Montesquiou nous attire, et nous cédons en gravissant ses flancs escarpés. Regroupement général sur les hauteurs, bavardages, et nous repartons vers la vallée du Lizet.
Le lac est plein, ras le déversoir, ce qui n'est pas fréquent.


Nous le longeons sur toute sa longueur et admirons le site, calme et bucolique.

La remontée vers les crêtes de St Martin est longue mais peu pentue : très agréable, ça nous change des plaines à maïs.

La route jusqu'à St Maur est une succession de bosses qui finit par user les jambes . Pascal nous quitte pour rejoindre Miélan par la nationale. Le reste du groupe a du mérite, car il doit gravir le "mur" de St Maur, avant de poursuivre sur les crêtes jusqu'à Bazugues : encore des bosses !

Il devient évident à Bazugues que la balade sera trop courte si nous regagnons Miélan maintenant. On décide de pousser sur les crêtes jusqu'aux trois croix de Ste Dode et ensuite rejoindre Sadeillan par chez André.
Anne qui sait ce qui nous attend préfère abréger, avec J-René et Doudou.

Belle fin de balade, inhabituelle, on a "aimé" la côte de chez J-René.

Nous étions 15 cyclos, ne manquaient que Solange, Eliane et J-Pierre, J-Yves et Joel. Nous avons parcouru 59km avec un denivelé de 730m. Température 17°C.

JFR


samedi 12 avril 2014

Et la randonnée de Trie !!!

Une belle après-midi s'annonce, encore un peu fraîche, et un joli groupe de 15 cyclos se presse sur la place. Deux absences notoires, Eliane et J-Pierre. Deux présences bienvenues, Anne et J-René. Notons également le retour de Daniel, et la 1ere de J-Christophe, en phase d'apprentissage.
Pascal propose son circuit de Villembits, ça convient parfaitement à ceux qui manquent un peu de kilomètres. Les autres rallongeront, ce ne sont pas les possibilités qui manquent dans ce secteur.

Direction plein sud, vers Trie. Le groupe s'étire paresseusement, puis se regroupe sur les hauteurs de Cestias, avant de plonger vers la capitale du cochon.
A Trie, on ne voit rien de particulier.
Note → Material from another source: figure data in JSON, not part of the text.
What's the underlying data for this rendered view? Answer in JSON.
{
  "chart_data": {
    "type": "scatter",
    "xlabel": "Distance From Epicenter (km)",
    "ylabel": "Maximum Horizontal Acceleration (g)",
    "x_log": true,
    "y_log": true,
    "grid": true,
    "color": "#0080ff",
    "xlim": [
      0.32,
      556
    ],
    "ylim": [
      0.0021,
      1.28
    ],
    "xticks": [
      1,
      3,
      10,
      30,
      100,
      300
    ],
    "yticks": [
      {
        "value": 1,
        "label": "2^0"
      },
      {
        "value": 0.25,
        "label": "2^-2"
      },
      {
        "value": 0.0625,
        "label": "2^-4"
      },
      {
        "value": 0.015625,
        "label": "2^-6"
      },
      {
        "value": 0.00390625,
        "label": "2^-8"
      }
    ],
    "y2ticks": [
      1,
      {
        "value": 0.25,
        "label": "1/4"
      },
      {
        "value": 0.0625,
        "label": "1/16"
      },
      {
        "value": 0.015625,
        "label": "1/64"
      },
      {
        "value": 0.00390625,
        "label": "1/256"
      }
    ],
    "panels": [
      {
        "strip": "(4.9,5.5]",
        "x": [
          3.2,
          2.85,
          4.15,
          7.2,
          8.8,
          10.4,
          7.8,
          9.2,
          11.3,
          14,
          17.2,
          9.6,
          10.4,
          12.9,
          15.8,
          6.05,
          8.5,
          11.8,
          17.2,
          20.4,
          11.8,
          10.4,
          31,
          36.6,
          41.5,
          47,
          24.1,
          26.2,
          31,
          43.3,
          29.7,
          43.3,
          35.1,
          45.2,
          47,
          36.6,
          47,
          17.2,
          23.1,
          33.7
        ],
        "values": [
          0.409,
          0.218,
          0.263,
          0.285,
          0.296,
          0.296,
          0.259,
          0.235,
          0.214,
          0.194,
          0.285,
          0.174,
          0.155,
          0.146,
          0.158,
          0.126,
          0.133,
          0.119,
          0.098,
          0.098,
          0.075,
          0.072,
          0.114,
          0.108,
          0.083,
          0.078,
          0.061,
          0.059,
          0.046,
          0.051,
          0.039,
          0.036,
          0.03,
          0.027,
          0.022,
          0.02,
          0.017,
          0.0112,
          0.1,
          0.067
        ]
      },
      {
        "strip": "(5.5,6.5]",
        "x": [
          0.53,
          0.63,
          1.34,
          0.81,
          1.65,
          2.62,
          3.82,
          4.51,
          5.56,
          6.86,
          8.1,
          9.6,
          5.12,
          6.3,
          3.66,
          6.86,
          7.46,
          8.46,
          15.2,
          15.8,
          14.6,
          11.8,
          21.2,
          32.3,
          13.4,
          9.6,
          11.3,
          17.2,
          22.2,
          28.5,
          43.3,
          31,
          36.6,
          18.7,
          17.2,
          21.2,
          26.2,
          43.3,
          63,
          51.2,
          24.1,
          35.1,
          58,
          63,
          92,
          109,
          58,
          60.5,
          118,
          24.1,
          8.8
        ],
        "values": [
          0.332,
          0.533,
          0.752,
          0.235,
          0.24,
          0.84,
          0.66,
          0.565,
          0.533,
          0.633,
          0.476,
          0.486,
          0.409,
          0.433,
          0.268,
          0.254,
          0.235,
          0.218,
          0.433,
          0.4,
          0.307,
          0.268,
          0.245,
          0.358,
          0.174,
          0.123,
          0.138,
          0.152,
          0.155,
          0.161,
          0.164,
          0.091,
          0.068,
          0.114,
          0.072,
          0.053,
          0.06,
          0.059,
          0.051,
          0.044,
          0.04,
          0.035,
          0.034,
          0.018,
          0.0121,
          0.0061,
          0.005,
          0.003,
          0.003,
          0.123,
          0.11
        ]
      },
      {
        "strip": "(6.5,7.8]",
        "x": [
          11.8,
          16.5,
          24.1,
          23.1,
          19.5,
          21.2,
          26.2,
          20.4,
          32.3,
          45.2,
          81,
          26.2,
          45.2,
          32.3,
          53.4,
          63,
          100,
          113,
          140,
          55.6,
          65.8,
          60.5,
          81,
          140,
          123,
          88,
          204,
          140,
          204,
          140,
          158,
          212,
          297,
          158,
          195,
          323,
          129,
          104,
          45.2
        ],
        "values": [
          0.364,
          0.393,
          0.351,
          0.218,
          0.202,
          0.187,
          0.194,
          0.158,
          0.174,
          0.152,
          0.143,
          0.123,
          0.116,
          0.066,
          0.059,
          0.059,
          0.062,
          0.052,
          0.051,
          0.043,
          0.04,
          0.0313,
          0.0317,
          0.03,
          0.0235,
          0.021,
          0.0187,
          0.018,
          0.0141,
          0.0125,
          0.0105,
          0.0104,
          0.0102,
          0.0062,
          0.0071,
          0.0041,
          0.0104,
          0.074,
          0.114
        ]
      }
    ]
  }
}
Après une pause bavardage qui s'éternise, Pascal donne le signal du départ vers son objectif, la pointe sud de son circuit à la tournée de Sere-Rustaing, près du lac éponyme.

Le groupe se scinde en deux à partir de là : les plus motivés poursuivent vers le poteau de Burg, en rallongeant vers la tournée de Castera-Lanusse. Au poteau, nous rencontrons la "Roue Libre" de Bernac-Debat. On discute de leur célèbre randonnée de la Traversée des Baronnies. Ils nous informent qu'il sont sur la randonnée de Trie ! Là, on tombe sur le cul : personne n'était au courant, et même à Trie, on n'a rien vu en passant. Dommage. On ne la manque jamais habituellement. L'information a parfois du mal à passer.

Le retour est classique, rapide, au moins jusqu'à Villembits. C'est ensuite une succession de petite bosses que J-René appelle des côtes et qui lui brisent temporairement les jambes. Solange en profite pour traîner un peu, son homme n'est pas là pour la booster, ça se sent...

J-René retrouve ses jambes sur la plaine de Castex et nous devance largement à l'arrivée à Miélan.